La morale basée sur le principe du maximum de bonheur (l’utilitarisme) est en opposition partielle avec la morale traditionnelle car toute théorie qui juge la moralité d’un acte par ses seules conséquences ne peut s’accorder vraiment avec cette morale qui juge que certaines catégories d’actes sont coupables et sans même tenir compte de leurs effets. Dans le système utilitaire, toutes les règles morales habituelles sont passibles d’exceptions ; ainsi, « Tu ne voleras point » est a priori sans appel ; sauf que, dans certaines circonstances, un voleur peut contribuer au bonheur général…  On ne sera pas surpris d’apprendre que les maîtres d’école ne diffusèrent cette doctrine qu’avec beaucoup de prudence et ils le firent parce que la vie privée de ses promoteurs avait été irréprochable.

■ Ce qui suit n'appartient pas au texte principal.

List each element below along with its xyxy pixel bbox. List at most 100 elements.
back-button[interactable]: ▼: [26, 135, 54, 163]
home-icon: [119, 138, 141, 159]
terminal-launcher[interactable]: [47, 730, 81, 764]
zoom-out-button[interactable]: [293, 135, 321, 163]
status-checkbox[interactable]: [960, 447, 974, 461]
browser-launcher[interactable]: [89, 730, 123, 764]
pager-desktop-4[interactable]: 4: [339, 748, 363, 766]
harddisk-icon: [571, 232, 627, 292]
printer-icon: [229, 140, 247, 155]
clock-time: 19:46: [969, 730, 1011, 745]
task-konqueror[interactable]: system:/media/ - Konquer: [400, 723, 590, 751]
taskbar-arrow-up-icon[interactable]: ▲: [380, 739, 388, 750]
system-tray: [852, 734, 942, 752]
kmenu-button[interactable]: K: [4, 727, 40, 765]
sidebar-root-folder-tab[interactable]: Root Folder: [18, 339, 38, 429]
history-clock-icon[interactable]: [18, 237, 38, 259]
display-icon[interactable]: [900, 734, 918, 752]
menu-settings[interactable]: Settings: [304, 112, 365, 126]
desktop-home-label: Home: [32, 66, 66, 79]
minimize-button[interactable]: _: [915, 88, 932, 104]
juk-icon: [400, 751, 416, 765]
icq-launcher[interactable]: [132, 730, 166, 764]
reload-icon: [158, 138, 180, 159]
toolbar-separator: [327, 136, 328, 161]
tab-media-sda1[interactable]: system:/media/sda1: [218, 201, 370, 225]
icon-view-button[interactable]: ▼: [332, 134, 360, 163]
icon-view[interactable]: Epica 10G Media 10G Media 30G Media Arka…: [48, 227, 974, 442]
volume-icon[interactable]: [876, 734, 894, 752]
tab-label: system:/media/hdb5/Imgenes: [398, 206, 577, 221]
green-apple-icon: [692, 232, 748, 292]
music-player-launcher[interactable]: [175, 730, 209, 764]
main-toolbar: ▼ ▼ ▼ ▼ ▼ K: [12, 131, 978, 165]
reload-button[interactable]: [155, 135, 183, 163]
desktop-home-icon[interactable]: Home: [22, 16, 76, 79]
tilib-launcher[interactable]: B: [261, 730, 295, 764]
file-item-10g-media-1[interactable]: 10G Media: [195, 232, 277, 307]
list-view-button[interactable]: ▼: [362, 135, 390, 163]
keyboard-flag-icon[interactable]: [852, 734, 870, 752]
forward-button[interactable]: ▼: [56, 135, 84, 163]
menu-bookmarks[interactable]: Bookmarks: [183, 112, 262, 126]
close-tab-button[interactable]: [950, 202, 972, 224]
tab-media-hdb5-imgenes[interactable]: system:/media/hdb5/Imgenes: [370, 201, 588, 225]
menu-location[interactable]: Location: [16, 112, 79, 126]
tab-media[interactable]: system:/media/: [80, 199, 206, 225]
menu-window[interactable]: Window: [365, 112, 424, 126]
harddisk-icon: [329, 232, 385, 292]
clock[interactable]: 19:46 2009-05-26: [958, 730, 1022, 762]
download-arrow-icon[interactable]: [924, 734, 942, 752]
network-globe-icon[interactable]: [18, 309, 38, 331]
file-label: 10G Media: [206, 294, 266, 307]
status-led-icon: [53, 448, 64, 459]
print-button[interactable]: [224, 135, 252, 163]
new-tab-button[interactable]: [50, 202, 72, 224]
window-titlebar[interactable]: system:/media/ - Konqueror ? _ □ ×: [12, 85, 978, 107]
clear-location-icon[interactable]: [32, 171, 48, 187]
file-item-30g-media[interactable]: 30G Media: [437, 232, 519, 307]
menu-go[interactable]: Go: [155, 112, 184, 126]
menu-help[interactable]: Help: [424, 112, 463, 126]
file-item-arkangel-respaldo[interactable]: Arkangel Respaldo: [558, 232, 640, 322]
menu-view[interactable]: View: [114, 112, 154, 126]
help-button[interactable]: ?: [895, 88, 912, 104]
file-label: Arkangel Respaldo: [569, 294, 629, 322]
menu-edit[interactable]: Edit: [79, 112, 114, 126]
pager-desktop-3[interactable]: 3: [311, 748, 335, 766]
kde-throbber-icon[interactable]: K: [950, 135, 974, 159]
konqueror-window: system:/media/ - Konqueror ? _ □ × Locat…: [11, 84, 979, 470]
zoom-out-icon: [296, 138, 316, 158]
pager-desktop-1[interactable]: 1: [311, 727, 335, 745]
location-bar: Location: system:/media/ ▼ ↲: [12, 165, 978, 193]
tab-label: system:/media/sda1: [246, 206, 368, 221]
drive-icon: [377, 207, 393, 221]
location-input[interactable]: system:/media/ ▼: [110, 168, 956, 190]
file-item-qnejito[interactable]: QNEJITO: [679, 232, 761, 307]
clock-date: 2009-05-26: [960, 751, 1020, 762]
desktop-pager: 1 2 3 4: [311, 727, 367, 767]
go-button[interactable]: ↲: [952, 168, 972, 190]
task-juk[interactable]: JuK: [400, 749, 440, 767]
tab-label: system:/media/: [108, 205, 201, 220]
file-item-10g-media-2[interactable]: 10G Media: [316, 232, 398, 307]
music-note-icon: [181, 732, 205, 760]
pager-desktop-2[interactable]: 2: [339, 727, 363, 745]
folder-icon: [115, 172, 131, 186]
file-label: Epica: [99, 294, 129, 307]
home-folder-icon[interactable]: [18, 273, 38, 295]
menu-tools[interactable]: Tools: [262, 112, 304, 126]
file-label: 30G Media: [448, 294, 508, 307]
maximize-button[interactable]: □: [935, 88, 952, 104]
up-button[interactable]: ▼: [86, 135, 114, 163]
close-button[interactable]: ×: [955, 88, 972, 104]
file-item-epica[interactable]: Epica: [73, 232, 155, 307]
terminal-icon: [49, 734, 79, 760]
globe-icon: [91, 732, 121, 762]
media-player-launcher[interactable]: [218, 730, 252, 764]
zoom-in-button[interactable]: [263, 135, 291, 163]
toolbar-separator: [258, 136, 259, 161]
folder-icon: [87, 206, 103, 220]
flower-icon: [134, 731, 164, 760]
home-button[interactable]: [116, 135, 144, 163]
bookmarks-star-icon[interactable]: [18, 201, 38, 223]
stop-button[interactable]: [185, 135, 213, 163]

Jeremy Bentham ne fait pas de distinction entre plaisir et bonheur. Il refuse d’établir une hiérarchie. Sa doctrine tend néanmoins vers l’ascèse. Il juge que l’approbation de soi est le plus grand des plaisirs. Il procède donc avec prudence et modération, délaissant les plaisirs immédiats, et délaissant le plaisir des sens, pour la recherche du bonheur dans le travail. Peut-être s’agissait-il d’une question de tempérament plus que de doctrine ; il n’empêche que la moralité des hommes qui se rattachent à cette doctrine ne fut pas moins stricte que celle de leurs adversaires.

Ainsi que je l’ai signalé, ces quelques lignes sur Jeremy Bentham et sa doctrine prennent appui sur l’étude de Bertrand Russell, « « Freedom versus Organization 1814-1914 », sous-titré « The pattern of political changes in 19th century european history ». Un mot sur cette étude. L’auteur se propose de déterminer les principales causes des transformations politiques au cours de la période 1814-1914, des causes qui selon lui ont été : Technique économique / Théorique politique / Individus marquants. Aucune de ces causes ne peuvent être ignorées en tant que telles. Par ailleurs, elles influent diversement les unes sur les autres. Le rôle joué dans l’histoire par les individus a certes été surestimé par certains, Thomas Carlyle notamment, minimisé par d’autres, notamment par ceux qui pensent avoir découvert les lois du changement sociologique. Ainsi, nous dit Bertrand Russell à titre d’exemple : je ne crois pas que si Bismarck était mort enfant, l’histoire de l’Europe eût été ce qu’elle a été. A tous ces facteurs, s’ajoute ce que nous désignons comme étant le hasard, soit de menus faits qui ont eu sans raisons apparentes des conséquences importantes. Ainsi la Grande Guerre fut rendue probable, mais non inévitable, par des causes massives ; toutefois, jusqu’au dernier moment, elle aurait pu être différée par des événements a priori de peu d’importance ; et si elle avait été différée, les forces tendant vers la paix auraient peut-être pris le dessus. L’histoire n’est pas une science ; et elle ne peut l’être ou, plus exactement, en avoir l’apparence que moyennant falsifications et omissions. Et si on peut présenter les effets des grandes causes sans trop de simplifications, il ne faut jamais perdre de vue que d’autres causes ont également agi. Cette étude de Bertrand Russell se propose d’étudier l’opposition et l’interaction des causes principales des transformations au XIXe siècle, soit : la foi en la Liberté et la nécessité d’une Organisation procédant de la technique industrielle et scientifique.